STOKESDALE, N.C. – At 60 years old, with terminal lung and kidney cancer and other cardiac conditions, Wayne Knight is generally confined to the four walls of his mother’s home.

Knight worked in personal healthcare for nearly 32 years, until he developed his condition that made him need someone to care after him instead.

All his life, Knight longed for riding in a hot air balloon. Although his hospice caregivers sought ways to make it happen, the possibility became slim as Knight became more and more dependent of his oxygen machine.

“I’ve always wanted to ride on a hot air balloon,” Knight said. “But I can’t do that.”

Pete Overcash, one of the chaplains at Hospice and Palliative Care of Greensboro, thought of Virtual Reality goggles to grant longing patients their last fulfilling wishes.

“These are the most wonderful people,” Knight said excited even in between breaths. “I have the most wonderful aide in the world!”

Before getting Knight setup with the VR set, he mentioned he had never used virtual reality in his life before.

“I’ve never even hear of it,” he said.

In the comfort of his home, sitting in his favorite chair, surrounded by his mother, brother and hospice team, Knight finally got to see what it’s like to look down from the sky above in a hot air balloon.

Knight turned his head up and down, and spun in circles in his chair as he watched the 360-degree view of the hot air balloon ride he was getting on.

He commented in awe everything he saw and felt during his hot air balloon ride.

“When I was looking up I could see my aunt and my daddy,” Knight said fighting off the tears. “I know they’re there.”

For Hospice, experiences such as this one are important for their patients as they offer encouragement by allowing them to achieve goals they have for themselves.

“Those kinds of achievements offer patients a sense of control at a time when so many things are beyond their control,” says Jane Gibson of Hospice and Palliative Care of Greensboro.

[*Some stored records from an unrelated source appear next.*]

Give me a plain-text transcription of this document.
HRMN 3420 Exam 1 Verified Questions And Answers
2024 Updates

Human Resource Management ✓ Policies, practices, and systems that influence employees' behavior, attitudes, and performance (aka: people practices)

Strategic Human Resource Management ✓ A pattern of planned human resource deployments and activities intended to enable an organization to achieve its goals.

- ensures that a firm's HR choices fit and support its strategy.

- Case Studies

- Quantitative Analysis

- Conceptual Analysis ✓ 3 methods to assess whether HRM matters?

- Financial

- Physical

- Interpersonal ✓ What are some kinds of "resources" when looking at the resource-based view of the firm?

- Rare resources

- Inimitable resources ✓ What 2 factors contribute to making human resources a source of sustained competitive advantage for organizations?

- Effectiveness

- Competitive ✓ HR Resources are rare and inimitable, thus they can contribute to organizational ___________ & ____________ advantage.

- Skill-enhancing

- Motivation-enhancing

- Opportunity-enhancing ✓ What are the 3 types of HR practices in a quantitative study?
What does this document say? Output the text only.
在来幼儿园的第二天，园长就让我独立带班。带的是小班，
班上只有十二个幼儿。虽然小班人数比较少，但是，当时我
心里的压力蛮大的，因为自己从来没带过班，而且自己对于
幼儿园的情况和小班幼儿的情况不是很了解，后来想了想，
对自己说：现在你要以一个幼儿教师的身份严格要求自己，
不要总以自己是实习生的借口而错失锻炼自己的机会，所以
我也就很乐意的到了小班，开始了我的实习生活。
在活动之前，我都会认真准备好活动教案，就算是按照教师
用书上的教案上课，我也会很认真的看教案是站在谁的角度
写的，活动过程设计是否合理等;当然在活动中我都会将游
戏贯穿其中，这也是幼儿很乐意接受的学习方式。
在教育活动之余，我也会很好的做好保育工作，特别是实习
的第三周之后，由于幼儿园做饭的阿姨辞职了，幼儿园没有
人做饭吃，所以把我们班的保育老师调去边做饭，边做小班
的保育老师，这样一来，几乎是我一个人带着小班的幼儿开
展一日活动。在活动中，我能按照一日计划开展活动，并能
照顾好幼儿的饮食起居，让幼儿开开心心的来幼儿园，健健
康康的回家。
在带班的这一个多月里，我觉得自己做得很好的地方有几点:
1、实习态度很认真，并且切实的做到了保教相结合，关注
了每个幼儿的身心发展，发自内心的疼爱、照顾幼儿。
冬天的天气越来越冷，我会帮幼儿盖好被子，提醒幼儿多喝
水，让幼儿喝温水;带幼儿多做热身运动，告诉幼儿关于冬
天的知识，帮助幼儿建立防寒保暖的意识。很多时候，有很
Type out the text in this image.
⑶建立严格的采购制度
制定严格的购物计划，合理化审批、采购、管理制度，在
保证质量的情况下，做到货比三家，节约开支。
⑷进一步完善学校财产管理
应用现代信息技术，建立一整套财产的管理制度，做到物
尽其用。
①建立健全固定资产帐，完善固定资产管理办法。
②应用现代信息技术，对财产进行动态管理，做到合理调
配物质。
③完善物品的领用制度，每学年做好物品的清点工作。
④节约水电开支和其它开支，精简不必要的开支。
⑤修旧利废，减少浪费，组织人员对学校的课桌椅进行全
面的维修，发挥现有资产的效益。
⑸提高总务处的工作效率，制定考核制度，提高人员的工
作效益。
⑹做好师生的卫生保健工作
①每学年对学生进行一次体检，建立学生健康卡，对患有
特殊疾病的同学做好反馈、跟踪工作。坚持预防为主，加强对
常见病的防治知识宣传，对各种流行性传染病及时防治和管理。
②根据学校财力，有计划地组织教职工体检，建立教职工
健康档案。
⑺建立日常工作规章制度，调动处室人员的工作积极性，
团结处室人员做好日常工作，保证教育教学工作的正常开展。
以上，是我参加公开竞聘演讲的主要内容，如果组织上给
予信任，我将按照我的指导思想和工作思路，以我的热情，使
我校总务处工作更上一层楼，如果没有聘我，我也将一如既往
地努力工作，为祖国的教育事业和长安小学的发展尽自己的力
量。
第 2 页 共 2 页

Debbie Garner, a social worker at Hospice on Wayne’s care team, said “It’s a very humbling experience to be able to see Wayne achieve his goal of riding on a hot air balloon.”

Through Hospice’s “holistic” approach to hospice care, chaplain Hillary Irusta says these opportunities “give such meaning to their life, to that day, and to that moment, and we see that it helps reduce stress and anxiety and provides, as we saw with Wayne, a sense of peace.”